RandomNetworkDistillation is a neural network for producing internal rewards to encourage exploration. Requires neural network as your model.
Create new model object. If any of the arguments are nil, default argument values for that argument will be used.
RandomNetworkDistillation.new(): RandomNetworkDistillationObject
RandomNetworkDistillation:generate(featureMatrix: matrix): matrix
RandomNetworkDistillation:setModel(Model: ModelObject)
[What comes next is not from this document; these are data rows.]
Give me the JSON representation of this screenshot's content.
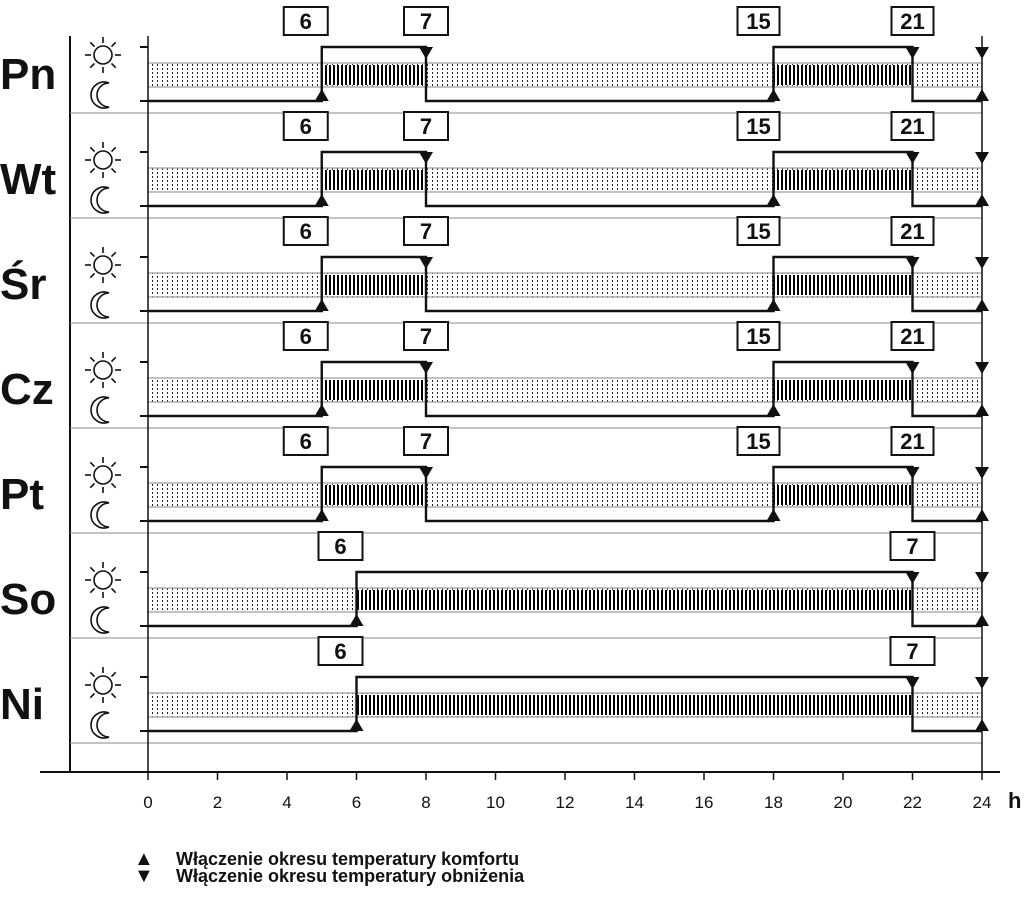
{
  "days": [
    {
      "label": "Pn",
      "switches": [
        {
          "hour": 5,
          "time_label": "6",
          "kind": "comfort"
        },
        {
          "hour": 8,
          "time_label": "7",
          "kind": "setback"
        },
        {
          "hour": 18,
          "time_label": "15",
          "kind": "comfort"
        },
        {
          "hour": 22,
          "time_label": "21",
          "kind": "setback"
        }
      ]
    },
    {
      "label": "Wt",
      "switches": [
        {
          "hour": 5,
          "time_label": "6",
          "kind": "comfort"
        },
        {
          "hour": 8,
          "time_label": "7",
          "kind": "setback"
        },
        {
          "hour": 18,
          "time_label": "15",
          "kind": "comfort"
        },
        {
          "hour": 22,
          "time_label": "21",
          "kind": "setback"
        }
      ]
    },
    {
      "label": "Śr",
      "switches": [
        {
          "hour": 5,
          "time_label": "6",
          "kind": "comfort"
        },
        {
          "hour": 8,
          "time_label": "7",
          "kind": "setback"
        },
        {
          "hour": 18,
          "time_label": "15",
          "kind": "comfort"
        },
        {
          "hour": 22,
          "time_label": "21",
          "kind": "setback"
        }
      ]
    },
    {
      "label": "Cz",
      "switches": [
        {
          "hour": 5,
          "time_label": "6",
          "kind": "comfort"
        },
        {
          "hour": 8,
          "time_label": "7",
          "kind": "setback"
        },
        {
          "hour": 18,
          "time_label": "15",
          "kind": "comfort"
        },
        {
          "hour": 22,
          "time_label": "21",
          "kind": "setback"
        }
      ]
    },
    {
      "label": "Pt",
      "switches": [
        {
          "hour": 5,
          "time_label": "6",
          "kind": "comfort"
        },
        {
          "hour": 8,
          "time_label": "7",
          "kind": "setback"
        },
        {
          "hour": 18,
          "time_label": "15",
          "kind": "comfort"
        },
        {
          "hour": 22,
          "time_label": "21",
          "kind": "setback"
        }
      ]
    },
    {
      "label": "So",
      "switches": [
        {
          "hour": 6,
          "time_label": "6",
          "kind": "comfort"
        },
        {
          "hour": 22,
          "time_label": "7",
          "kind": "setback"
        }
      ]
    },
    {
      "label": "Ni",
      "switches": [
        {
          "hour": 6,
          "time_label": "6",
          "kind": "comfort"
        },
        {
          "hour": 22,
          "time_label": "7",
          "kind": "setback"
        }
      ]
    }
  ],
  "axis": {
    "min": 0,
    "max": 24,
    "ticks": [
      "0",
      "2",
      "4",
      "6",
      "8",
      "10",
      "12",
      "14",
      "16",
      "18",
      "20",
      "22",
      "24"
    ],
    "unit": "h"
  },
  "legend": {
    "comfort": "Włączenie okresu temperatury komfortu",
    "setback": "Włączenie okresu temperatury obniżenia"
  },
  "icons": {
    "high_level": "sun-icon",
    "low_level": "moon-icon"
  }
}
RandomNetworkDistillation:setModel(): ModelObject
Gets the target model parameters from the network.
RandomNetworkDistillation:getTargetModelParameters(doNotDeepCopy: boolean): ModelParameters
Gets the predictor model parameters from the network.
RandomNetworkDistillation:getPredictorModelParameters(doNotDeepCopy: boolean): ModelParameters
Set the target model parameters to the network
RandomNetworkDistillation:setTargetModelParameters(TargetModelParameters: ModelParameters, doNotDeepCopy: boolean)
TargetModelParameters: Target network model parameters to be used for predictor network training.
doNotDeepCopy: Set whether or not to deep copy the model parameters.
Set the predictor model parameters to the network
RandomNetworkDistillation:setPredictorModelParameters(PredictorModelParameters: ModelParameters, doNotDeepCopy: boolean)
PredictorModelParameters: Predictor network model parameters to be trained so that it tries to match up with target network model parameters.
doNotDeepCopy: Set whether or not to deep copy the model parameters.